Kulihat Ibu yang masih berdiri disamping pintu rumah kami dengan senyum getir terulas disudut bibir beliau, sesekali kulihat tangannya sibuk menyeka air mata yang menetes.
"Ibu, engkaulah wanita terhebat yang pernah kukenal. Selama bertahun-tahun kau rela membanting tulang untuk menghidupi anak-anakmu, kini biarkan aku yang melakukaknya. Biarkan aku yang membahagiakanmu karena sudah cukup kau peras keringat dan tenagamu." gumamku dalam hati. Kusapu air mataku dan kuhampiri beliau, kupeluk tubuhnya yang semakin hari semakin ringkih. "ah Ibu, sangat menyayangimu." ucapku dalam hati.
"sudahlah Bu, jangan menangis. Sekar kan nanti juga akan pulang, 2 tahun itu tidak lama kok."
bisiku pada beliau.
"Kamu harus pintar-pintar jaga diri ya nak, hidup jauh dari keluarga dan ikut ornag itu tidak mudah apalagi luar negeri. Ingat sopan santun dan Agama, apapun yang terjadi selalu mintalah perlindungan pada Gusti Allah, karena dimanapun kamu berada Allah akan selalu berada didekatmu. Maafkan Ibu yang harus membiarkanmu merantau jauh." Tangisan Ibu semakin pecah dalam pelukanku. Kembali kupeluk erat Ibu dan adik-adiku.
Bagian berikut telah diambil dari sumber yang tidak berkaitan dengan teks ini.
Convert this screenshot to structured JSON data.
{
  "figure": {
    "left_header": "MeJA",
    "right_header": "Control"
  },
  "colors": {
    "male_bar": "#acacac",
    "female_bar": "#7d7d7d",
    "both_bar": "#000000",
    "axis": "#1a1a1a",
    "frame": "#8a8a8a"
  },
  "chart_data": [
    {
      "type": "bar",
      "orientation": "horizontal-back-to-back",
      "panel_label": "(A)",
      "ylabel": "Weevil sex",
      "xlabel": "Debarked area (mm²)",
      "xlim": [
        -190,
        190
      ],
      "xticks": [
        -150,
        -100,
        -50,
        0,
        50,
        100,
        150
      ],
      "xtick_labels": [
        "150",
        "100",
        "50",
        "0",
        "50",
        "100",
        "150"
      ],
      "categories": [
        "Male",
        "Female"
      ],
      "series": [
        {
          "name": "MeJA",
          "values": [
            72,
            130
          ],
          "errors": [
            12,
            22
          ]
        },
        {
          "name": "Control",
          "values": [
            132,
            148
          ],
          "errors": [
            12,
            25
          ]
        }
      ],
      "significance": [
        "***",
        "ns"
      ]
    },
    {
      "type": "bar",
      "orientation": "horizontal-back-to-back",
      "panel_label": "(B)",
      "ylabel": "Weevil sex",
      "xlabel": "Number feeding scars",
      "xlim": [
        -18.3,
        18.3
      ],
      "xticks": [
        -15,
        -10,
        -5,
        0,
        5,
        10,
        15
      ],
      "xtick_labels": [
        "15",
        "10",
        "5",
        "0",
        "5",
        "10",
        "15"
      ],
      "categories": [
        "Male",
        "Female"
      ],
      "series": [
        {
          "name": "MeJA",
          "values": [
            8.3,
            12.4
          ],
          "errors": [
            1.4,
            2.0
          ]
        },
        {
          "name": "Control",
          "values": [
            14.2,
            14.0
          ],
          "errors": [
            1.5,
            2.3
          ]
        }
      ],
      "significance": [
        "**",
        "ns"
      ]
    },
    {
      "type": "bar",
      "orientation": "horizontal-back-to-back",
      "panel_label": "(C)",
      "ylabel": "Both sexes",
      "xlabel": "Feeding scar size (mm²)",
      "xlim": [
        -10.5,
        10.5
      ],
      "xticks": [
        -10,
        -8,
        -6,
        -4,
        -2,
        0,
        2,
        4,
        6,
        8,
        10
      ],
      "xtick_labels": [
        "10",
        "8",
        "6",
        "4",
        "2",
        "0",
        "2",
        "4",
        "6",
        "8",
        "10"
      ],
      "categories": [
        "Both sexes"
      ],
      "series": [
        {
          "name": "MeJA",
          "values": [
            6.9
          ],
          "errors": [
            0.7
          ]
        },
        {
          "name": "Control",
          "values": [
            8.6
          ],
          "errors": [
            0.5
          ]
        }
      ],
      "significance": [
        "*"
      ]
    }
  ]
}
Suara seponsor yang akan membawaku ke PJTKI tempat dimana aku akan ditampung sebelum kemudian diterbangkan ke negara tempat tujuanku bekerja mengakhiri acara perpisahanku bersama Ibu dan adik-adiku yang mengharu-biru. Dari balik kaca mobil Zeep hitam kulihat wajah ketiga orang yang teramat aku sayangi semakin jauh dan menjauh, lalu kemudian hilang dibalik kegelapan malam.

....

"Sekar..!"
Suara berat yang terdengar sudah tidak asing lagi di telinga membuyarkan lamunanku. Kutengokan kepala kearah sumber suara itu, Ibu-ibu dengan daster coklat tua bercorak batik berlari dan langsung memeluku yang kemudian di ikuti oleh dua bocah yang juga teriak-teriak girang memanggil namaku.
"Mbak Sekar, mbak Sekar. Hore mbak Sekar pulang."
Ah... akhirnya kembali aku bisa merasakan hangatnya pelukan dari mereka bertiga, mereka yang menjadi penyemangat sekaligus penguat langkah dalam hidupku.